If you have lived in Calcutta for any length of time, you must have heard of RG Kar Medical College and Hospital near Shyambazar. Behind the hospital runs a narrow alley. It is unlikely though that you would have heard of the man who spent considerable parts of his life in that area and after whom that alley is named — Nilmani Mitra.
On the first day of the year in 1828, a boy was born in the illustrious Mitra family of Calcutta. One of his predecessors, Kashishwar Mitra, had built the Kashi Mitra Ghat in Bagbazar. The Mitras were originally residents of Gobindapur village but had been among many who had been driven out when The East India Co. decided to take over Gobindapur for construction of the new Fort William. They settled in Jelepara near Bowbazar and by the dawn of the 19th century, were living in a state of penury. So much so that the newborn, christened Nilmani, had to be raised by a maternal uncle in whose home at Barada village of Diamond Harbor he was born.
Thanks to this kind gentleman, Nilmani was ensured a proper education, something his family was in no position to provide him. He did his schooling from London Missionary School of Bhowanipore and pursued graduation from the Free Church Institution (today’s Scottish Church College). Sadly, even after graduating with good marks, Nilmani could not secure a job — it is said due to his handwriting which was reportedly very bad and nearly illegible. That’s when Nilmani decided to take a plunge into the unknown.
An old pic of Indian Association for Cultivation of ScienceWikimedia Commons
Roorkee Engineering College (IIT-Roorkee at present) was then an affiliate of Calcutta University. Nilmani applied and got admitted there to study engineering. When he completed his studies in Roorkee and acquired his degree, he became the first-ever qualified Bengali engineer. He started his professional career in the Ganges Canal division, going on to become the assistant architect of the Presidency Division. At the age of just 30, Nilmani Mitra became an assistant engineer. However, his unconventional views were often at loggerheads with his English superiors and he took the second bold decision of his life. He decided to leave the comfort of a government job and embark on private practice.
What followed for the next 25-30 years was a display of brilliance that wowed contemporary Bengali society. This was an age of transformation in the Bengali society of Calcutta. While the Europeans had their white town, the moneyed Bengali babus of North Calcutta now wanted to compete with them in terms of grandeur and show of wealth. And Nilmani Mitra was their secret weapon. Working as a freelance consulting architect, Mitra designed some of the greatest structures of the late 19th century Calcutta. Among his greatest creations were the buildings of Sadharan Brahma Samaj and Metropolitan Institute — both of which he did free of cost.
An old photograph of Mohun Bagan VillaMohun Bagan archives on Twitter
He also designed the building of Mahendralal Sarkar’s Indian Association for the Cultivation of Science in Bowbazar free of cost and in fact, donated Rs 1,000 from his own pockets for the noble cause. Another of his legendary creations was Kirti Chandra Mitra’s Mohun Bagan Villa — a palatial structure made of white marble, and where the first meeting that led to the formation of the iconic Mohun Bagan club was held. Sadly, neither Mohun Bagan Villa nor the original IACS building survive to this day.

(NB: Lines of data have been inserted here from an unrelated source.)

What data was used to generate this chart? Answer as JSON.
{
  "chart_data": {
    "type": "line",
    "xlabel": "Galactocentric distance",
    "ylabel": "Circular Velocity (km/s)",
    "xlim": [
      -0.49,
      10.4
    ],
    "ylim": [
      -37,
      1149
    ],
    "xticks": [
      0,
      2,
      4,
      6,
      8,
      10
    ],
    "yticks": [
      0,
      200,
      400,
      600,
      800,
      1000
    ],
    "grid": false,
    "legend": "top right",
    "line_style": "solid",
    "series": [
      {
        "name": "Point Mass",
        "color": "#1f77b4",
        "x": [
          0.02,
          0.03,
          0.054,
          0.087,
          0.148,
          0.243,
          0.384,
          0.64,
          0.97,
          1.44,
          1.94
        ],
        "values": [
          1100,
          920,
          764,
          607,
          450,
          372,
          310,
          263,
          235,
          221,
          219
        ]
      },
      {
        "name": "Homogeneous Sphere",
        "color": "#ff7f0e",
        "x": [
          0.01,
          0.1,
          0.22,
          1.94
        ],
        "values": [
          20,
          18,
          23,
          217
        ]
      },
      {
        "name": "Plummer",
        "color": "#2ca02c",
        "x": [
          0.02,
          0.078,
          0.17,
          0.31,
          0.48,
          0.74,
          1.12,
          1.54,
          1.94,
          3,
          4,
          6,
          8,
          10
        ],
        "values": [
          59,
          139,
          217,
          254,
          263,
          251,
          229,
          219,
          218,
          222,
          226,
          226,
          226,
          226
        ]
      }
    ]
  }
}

Tagore Castle of KolkataAstounding Bengal
Mitra designed the palatial residences of several noteworthy Bengali gentry of the time, Jatindra Mohan Tagore being one of them — for whom Mitra designed two iconic structures. The Tagore Castle of Pathuriaghata and the Emerald Bower — the garden house of the Pathuriaghata Tagore clan at 56A, Barrackpore Trunk Road which today functions as the campus of Rabindra Bharati University. Mitra also did restoration work on the Grand Chariot of Mahesh.
Another view of Basu BatiTT archives
But Nilmani Mitra’s piece de résistance was the wondrous Basu Bati (House of Basus) on Bagbazar Street. Shunning the prevailing European style of architecture, he created a wonderful, never-before-seen fusion of traditional Bengali architecture with Islamic construction patterns to produce a magnum opus. Basu Bati stood as the perfect example of the multiculturalism of the land as Islamic styled arches were decorated with the Hindu motif of the lotus flower. Mitra used decorative murals and plaster reliefs. He hired artisans from Kalighat to adorn the walls in paintings made in the traditional Kalighat patachitra style that gave it a unique flavour. Basu Bati, the site of some of the most remarkable events in the history of Bengal (also used as the residence of a major character in the Bengali thriller Baishe Srabon) was Nilmani Mitra’s David or Last Supper.
Nilmani Mitra also played a pioneering role in the establishment of the township of Madhupur in Deoghar district (of present day Jharkhand) which originally came up as a Bengali settlement — probably explaining its later day fame in making sweets!
Nilmani Mitra was not just an incredibly talented architect but was a trailblazer and a true maverick whose life was replete with daring choices at every step. He surely deserves to be remembered with a lot more than just a narrow lane and a fibreglass bust (installed in his honour in 2010).